Stübgen Joerg-Patrick
Department of Neurology, University of Pretoria, Pretoria, South Africa.
Dysphagia. 2008 Dec;23(4):341-7. doi: 10.1007/s00455-007-9141-0. Epub 2008 Feb 8.
Facioscapulohumeral muscular dystrophy (FSHD) is not a recognized neuromuscular cause of dysphagia. However, a study of pharyngoesophageal function in FSHD has not been performed or reported. The aim of this study was to ascertain by relatively noninvasive techniques whether the dystrophic muscle disease that underlies FSHD involves the pharyngeal and/or the esophageal striated and smooth muscles. We used conventional cineradiography and intraluminal esophageal manometry on separate occasions to study pharyngeal and esophageal function in 20 patients with FSHD at various stages of disease, with or without complaints of deglutition. Age- and sex-matched control data were used for comparison of the manometric component of the study. Twelve men and eight women with FSHD were studied. The mean patient age was 38.1 years (41.9 years for controls), and the age range was 19-61 years (22-55 years for controls). The mean disease duration was 16.7 years (range = 4-39 years).Five patients admitted to having intermittent oropharyngeal dysphagia (difficulty to initiate swallowing, cough after swallowing, sensation of food stuck in throat, or nasal regurgitation), and three patients admitted to intermittent esophageal dysphagia (difficulty swallowing both liquids and solids). Chest roentgengrams showed a hiatal hernia in four patients, but no active cardiopulmonary disease. Abnormal instrumental results were documented in eight patients: Cineradiography detected ineffectual pharyngeal contractions (2 patients), pharyngeal diverticula but normal pharyngeal motility (2 patients), and decreased cricopharyngeal and upper esophageal relaxation (2 patients). The mean manometric pressure of the patient group was not significantly different from the control data. However, manometry detected motility abnormalities that were not reflected in the mean data and included increased lower esophageal sphincter resting pressure with normal or abnormal relaxation (2 patients) and inconsistent, high-amplitude, long-duration, primary peristaltic contractions (1 patient). Patients with FSHD did not spontaneously volunteer intermittent complaints of deglutition. This study did not definitely establish that the cause of abnormal pharyngeal and cervical esophageal function was related to the dystrophic process that underlies FSHD. Any esophageal dysmotility was nonspecific and insignificant and was caused by an undetermined, probably neuropathic, process unrelated to the muscular dystrophy.

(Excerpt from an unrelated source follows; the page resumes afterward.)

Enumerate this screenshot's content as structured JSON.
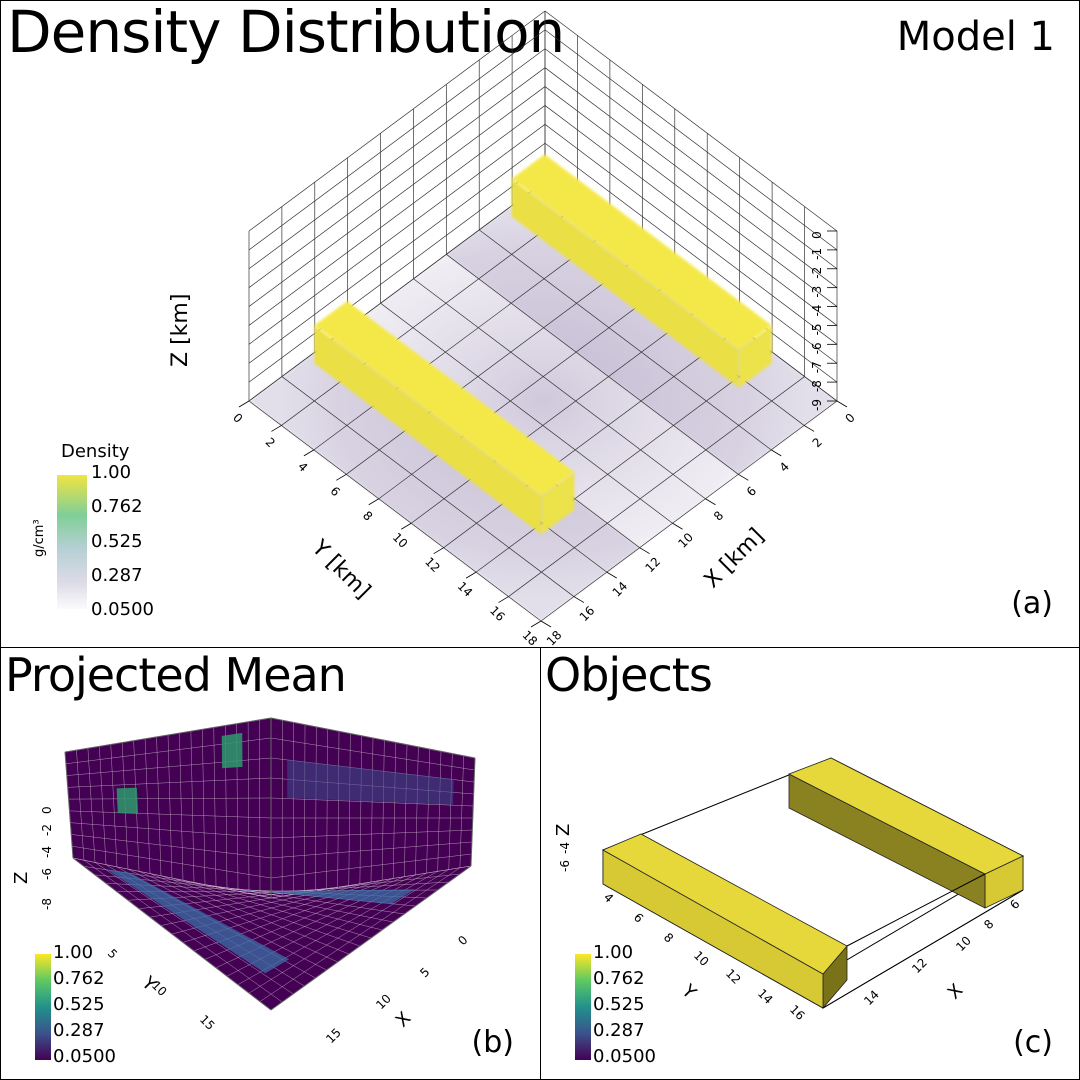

面肩肱型肌营养不良症(FSHD)并非公认的导致吞咽困难的神经肌肉病因。然而,尚未有关于FSHD患者咽食管功能的研究被开展或报道。本研究的目的是通过相对无创的技术来确定,作为FSHD基础的营养不良性肌肉疾病是否累及咽部和/或食管的横纹肌与平滑肌。我们在不同时间分别使用传统的动态X线摄影术和腔内食管测压法,对20例处于疾病不同阶段、有或无吞咽主诉的FSHD患者的咽和食管功能进行研究。将年龄和性别匹配的对照数据用于该研究测压部分的比较。研究了12名男性和8名女性FSHD患者。患者的平均年龄为38.1岁(对照组为41.9岁),年龄范围为19 - 61岁(对照组为22 - 55岁)。平均病程为16.7年(范围 = 4 - 39年)。5名患者承认有间歇性口咽吞咽困难(吞咽启动困难、吞咽后咳嗽、食物卡在喉咙的感觉或鼻反流),3名患者承认有间歇性食管吞咽困难(液体和固体吞咽均困难)。胸部X线片显示4例患者有食管裂孔疝,但无活动性心肺疾病。8例患者记录到异常的检查结果:动态X线摄影术检测到无效的咽部收缩(2例)、咽憩室但咽部运动正常(2例)以及环咽肌和食管上段松弛减弱(2例)。患者组的平均测压压力与对照数据无显著差异。然而,测压检测到一些在平均数据中未体现的运动异常,包括食管下括约肌静息压力升高伴正常或异常松弛(2例)以及不一致的、高幅度、长时间的原发性蠕动收缩(1例)。FSHD患者并未自发诉说间歇性吞咽问题。本研究并未明确证实咽部和颈段食管功能异常的原因与作为FSHD基础的营养不良过程有关。任何食管运动障碍都是非特异性且不显著的,是由一个未确定的、可能为神经源性的、与肌肉营养不良无关的过程引起的。